"What does the future of international broadcasting look like in the age of mobile?"

Posted: 14 Apr 2012   Print   Send a link
Broadcasting Board of Governors, Innovation Series website, 13 Apr 2012, Davin Hutchins, managing editor of VOA Middle East Voices: "What does the future of international broadcasting look like in the age of mobile? Should journalists focus on providing objective information even though information is no longer scarce in the age of the Internet? Should public diplomats focus on explaining a foreign policy or rather sparking discussion and promoting free speech even if it’s critical of that policy? These are questions we ask ourselves daily – no hourly – at Middle East Voices. Middle East Voices is a newly launched 'social journalism' project hatched out of VOA English. The website soft-launched in November of 2011 and is gearing up for a bigger debut after the MEV team completes its 'innovation boot camp' with the 'incubators' at the BBG’s Office of Digital and Design Innovation (ODDI). Originally conceived as a community that uses participatory journalism to focus on Arab Spring uprisings – which we still do especially in Syria, Egypt and Bahrain – we are expanding our scope to address the wider phenomenon of grass-roots democratization across the Middle East, including the Arabian Gulf and Iran. While the Arab Spring is usually associated with revolution and regime change, our sense is Arab Spring 2.0 will revolve around monarchies implementing reforms, citizens demanding more civil and social rights and the free exchange of ideas about what home-grown democracy should look like in the region. As a digital-only project, Middle East Voices has become obsessed with conversing with our sources and audience on Twitter, Facebook, Google+ and WordPress.
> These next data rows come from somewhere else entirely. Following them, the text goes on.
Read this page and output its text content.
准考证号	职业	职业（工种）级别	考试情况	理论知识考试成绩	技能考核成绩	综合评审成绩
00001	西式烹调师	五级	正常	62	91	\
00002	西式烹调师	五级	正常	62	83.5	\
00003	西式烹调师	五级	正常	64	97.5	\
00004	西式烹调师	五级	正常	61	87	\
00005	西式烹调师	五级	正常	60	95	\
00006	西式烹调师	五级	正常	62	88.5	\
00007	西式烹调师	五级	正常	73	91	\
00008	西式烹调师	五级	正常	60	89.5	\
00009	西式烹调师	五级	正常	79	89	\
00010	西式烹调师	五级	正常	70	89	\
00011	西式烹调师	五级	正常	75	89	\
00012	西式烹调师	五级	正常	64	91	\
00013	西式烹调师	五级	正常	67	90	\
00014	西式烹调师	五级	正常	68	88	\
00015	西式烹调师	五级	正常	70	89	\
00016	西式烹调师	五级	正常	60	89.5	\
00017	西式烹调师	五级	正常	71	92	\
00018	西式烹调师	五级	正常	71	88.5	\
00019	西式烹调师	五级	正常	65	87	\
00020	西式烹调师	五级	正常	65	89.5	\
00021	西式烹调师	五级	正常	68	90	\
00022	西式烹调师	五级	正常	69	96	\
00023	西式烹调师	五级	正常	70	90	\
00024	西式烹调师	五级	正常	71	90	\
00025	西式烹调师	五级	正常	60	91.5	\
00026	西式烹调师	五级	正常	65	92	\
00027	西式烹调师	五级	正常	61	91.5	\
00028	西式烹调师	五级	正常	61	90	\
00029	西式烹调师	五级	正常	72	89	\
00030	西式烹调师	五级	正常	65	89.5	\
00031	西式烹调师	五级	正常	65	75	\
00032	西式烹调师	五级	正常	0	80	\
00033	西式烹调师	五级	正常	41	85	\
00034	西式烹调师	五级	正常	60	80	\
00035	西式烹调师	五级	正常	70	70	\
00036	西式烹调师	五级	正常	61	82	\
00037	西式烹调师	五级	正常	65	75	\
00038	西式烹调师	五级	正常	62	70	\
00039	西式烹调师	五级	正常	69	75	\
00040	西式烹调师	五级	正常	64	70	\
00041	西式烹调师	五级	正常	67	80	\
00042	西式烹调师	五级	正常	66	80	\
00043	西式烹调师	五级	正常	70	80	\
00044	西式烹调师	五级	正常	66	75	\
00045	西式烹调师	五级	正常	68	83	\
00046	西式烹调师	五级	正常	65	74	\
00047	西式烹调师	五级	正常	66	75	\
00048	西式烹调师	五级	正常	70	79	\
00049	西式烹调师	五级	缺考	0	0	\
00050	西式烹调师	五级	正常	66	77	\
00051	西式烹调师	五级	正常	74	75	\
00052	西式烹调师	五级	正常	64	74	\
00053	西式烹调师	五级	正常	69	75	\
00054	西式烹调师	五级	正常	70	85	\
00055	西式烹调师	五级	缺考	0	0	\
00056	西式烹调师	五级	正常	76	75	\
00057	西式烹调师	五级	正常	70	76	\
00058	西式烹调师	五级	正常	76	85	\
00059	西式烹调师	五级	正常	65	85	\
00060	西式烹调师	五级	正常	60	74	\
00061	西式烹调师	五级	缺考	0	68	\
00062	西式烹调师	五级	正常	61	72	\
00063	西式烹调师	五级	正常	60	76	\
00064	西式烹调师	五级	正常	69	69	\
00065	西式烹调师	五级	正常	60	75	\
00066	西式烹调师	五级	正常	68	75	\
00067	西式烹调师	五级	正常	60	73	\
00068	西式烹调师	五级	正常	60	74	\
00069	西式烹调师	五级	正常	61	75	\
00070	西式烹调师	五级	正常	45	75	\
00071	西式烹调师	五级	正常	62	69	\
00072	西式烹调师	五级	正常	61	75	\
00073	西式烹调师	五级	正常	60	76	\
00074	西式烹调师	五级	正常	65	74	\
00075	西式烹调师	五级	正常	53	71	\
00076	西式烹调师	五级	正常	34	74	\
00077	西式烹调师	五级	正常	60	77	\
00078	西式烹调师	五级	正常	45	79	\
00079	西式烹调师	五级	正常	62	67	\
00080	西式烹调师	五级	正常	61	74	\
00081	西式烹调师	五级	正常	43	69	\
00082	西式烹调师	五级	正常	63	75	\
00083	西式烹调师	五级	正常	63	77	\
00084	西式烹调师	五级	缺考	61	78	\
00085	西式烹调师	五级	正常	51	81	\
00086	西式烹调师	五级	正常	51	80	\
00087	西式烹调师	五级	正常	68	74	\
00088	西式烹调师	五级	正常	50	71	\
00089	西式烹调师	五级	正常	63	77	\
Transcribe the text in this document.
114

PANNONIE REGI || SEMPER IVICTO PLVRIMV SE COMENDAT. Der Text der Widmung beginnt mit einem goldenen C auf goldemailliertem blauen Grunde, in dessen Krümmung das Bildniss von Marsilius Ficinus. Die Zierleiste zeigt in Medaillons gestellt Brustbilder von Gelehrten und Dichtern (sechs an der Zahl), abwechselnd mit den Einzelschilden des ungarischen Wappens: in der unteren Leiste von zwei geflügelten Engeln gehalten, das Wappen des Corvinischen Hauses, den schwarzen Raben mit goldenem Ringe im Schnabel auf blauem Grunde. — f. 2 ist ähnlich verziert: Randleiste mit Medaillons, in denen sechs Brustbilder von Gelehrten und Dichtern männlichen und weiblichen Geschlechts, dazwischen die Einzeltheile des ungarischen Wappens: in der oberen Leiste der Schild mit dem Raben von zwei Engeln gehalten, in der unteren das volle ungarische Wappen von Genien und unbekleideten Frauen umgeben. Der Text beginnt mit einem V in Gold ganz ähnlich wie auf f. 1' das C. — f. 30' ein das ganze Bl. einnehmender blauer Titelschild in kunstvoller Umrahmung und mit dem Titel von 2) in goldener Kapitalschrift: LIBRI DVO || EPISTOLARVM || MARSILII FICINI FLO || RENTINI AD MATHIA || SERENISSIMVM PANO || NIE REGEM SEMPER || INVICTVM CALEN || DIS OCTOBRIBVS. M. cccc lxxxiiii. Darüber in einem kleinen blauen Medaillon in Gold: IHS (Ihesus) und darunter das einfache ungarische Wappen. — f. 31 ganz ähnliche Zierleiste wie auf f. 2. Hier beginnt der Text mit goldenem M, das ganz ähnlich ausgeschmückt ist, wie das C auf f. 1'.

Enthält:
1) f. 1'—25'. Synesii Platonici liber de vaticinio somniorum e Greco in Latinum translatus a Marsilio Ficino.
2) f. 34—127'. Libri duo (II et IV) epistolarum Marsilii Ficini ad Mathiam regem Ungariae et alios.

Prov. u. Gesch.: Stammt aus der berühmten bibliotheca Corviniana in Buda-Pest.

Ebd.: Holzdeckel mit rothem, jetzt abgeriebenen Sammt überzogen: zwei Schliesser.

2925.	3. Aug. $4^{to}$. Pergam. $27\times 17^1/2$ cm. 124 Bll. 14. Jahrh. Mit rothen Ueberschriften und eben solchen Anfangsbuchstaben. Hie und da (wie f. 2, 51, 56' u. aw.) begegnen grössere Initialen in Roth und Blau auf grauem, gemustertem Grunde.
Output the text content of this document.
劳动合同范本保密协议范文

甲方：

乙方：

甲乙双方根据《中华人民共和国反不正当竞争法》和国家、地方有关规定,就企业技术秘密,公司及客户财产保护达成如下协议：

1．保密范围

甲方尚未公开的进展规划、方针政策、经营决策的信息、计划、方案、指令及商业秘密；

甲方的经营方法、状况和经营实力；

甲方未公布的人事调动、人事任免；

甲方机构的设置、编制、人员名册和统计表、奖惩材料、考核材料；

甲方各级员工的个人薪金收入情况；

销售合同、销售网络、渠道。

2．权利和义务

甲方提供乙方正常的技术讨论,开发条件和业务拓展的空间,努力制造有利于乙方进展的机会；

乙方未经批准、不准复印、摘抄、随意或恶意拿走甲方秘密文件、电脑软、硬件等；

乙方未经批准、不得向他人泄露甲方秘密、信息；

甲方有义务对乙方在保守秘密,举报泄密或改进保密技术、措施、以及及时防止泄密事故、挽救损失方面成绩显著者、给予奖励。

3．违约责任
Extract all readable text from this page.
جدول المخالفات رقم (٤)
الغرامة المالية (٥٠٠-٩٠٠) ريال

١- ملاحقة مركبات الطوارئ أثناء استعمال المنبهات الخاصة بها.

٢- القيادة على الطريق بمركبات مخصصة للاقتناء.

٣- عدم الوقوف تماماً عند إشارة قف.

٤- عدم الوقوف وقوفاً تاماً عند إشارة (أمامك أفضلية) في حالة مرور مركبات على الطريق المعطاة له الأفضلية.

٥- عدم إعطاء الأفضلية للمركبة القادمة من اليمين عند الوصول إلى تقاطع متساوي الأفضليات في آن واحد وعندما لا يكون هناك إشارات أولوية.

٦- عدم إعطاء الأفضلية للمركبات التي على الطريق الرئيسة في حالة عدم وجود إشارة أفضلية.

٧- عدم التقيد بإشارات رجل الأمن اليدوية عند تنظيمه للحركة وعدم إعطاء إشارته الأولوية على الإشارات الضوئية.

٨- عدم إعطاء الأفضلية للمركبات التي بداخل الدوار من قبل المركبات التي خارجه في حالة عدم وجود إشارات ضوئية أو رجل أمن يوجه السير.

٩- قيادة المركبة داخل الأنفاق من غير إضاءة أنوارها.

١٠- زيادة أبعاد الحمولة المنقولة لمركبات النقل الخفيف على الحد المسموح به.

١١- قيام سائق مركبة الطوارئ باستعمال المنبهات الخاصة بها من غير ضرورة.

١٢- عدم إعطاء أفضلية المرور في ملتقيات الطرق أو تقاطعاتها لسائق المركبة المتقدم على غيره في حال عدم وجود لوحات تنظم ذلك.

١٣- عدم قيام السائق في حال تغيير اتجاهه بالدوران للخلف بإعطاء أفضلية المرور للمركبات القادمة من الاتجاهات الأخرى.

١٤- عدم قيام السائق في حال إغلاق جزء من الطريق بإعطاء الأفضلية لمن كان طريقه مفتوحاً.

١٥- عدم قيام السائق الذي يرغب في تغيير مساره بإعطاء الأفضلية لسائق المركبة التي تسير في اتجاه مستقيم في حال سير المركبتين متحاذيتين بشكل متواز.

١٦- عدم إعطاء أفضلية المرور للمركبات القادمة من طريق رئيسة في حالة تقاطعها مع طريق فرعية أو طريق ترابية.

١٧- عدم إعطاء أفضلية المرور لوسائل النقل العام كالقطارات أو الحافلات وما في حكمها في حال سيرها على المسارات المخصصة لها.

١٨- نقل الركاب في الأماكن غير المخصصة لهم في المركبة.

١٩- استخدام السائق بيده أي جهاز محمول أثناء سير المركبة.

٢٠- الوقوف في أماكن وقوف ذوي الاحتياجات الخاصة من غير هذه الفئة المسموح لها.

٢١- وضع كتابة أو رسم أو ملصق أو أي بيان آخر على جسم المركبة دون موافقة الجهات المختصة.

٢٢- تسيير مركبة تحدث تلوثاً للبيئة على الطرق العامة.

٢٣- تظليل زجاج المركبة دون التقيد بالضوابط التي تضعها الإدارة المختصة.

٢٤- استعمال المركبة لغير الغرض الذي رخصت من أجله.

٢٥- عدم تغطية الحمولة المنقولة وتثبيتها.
We obsessively pour over Google Analytics in real-time – and over long periods of time – to draw conclusions about the issues Arab countries really care about so we can constantly refine our coverage. We have learned a lot about how international broadcasting must evolve – and quickly – to serve a vital role in this rapidly changing landscape. We’ve come up with five rules on innovation that journalists and public diplomats should follow to remain relevant to their audiences." -- The same five rules for journalists and public diplomats? Journalism and public diplomacy are very different, indeed adversarial, endeavors. Is Middle East Voices journalism or public diplomacy? Or is it trying to be some combination of each? See previous post.

"Innovation means risk and risk often means failure. We have 10 new ideas per week and 7 of them fail. But 3 don’t. Lessons learned from risks are invaluable." -- Agree completely.

See also Middle East Voices.

Family Security Matters, 13 Apr 2012, John Hajjar: "In her post which appeared in Middle East Voices this week, Cecily Hilleary (pictured above) regurgitated the same Council on American Islamic Relations (CAIR) talking points about Professor Walid Phares that Brooke Anderson of Beirut’s Daily Star did back in January. Both women parroted CAIR spin saying that 'many American Muslims have expressed concern about Romney’s choice of Walid Phares as an adviser,' but neither offered a single shred of evidence to support their claim. ... I do not know how Congress which funds VOA will look at this biased reporting. The situation is serious as Hilleary wrote for the taxpayer-funded organization. According to MEV’s website the organization is 'a new social journalism project powered by the (US Congress-funded) BBG and Voice of America. Designed as a collaborative journalism and engagement platform, it seeks to combine investigative journalism, crowdsourcing, participatory writing and social media technology to redefine how stories in and about the Middle East should be told.' All of this bias ... raises the specter of penetration of the US bureaucracy by pro-Islamists. Congress should investigate the real story behind Hilleary’s article along with other propaganda pieces which are funded by taxpayers."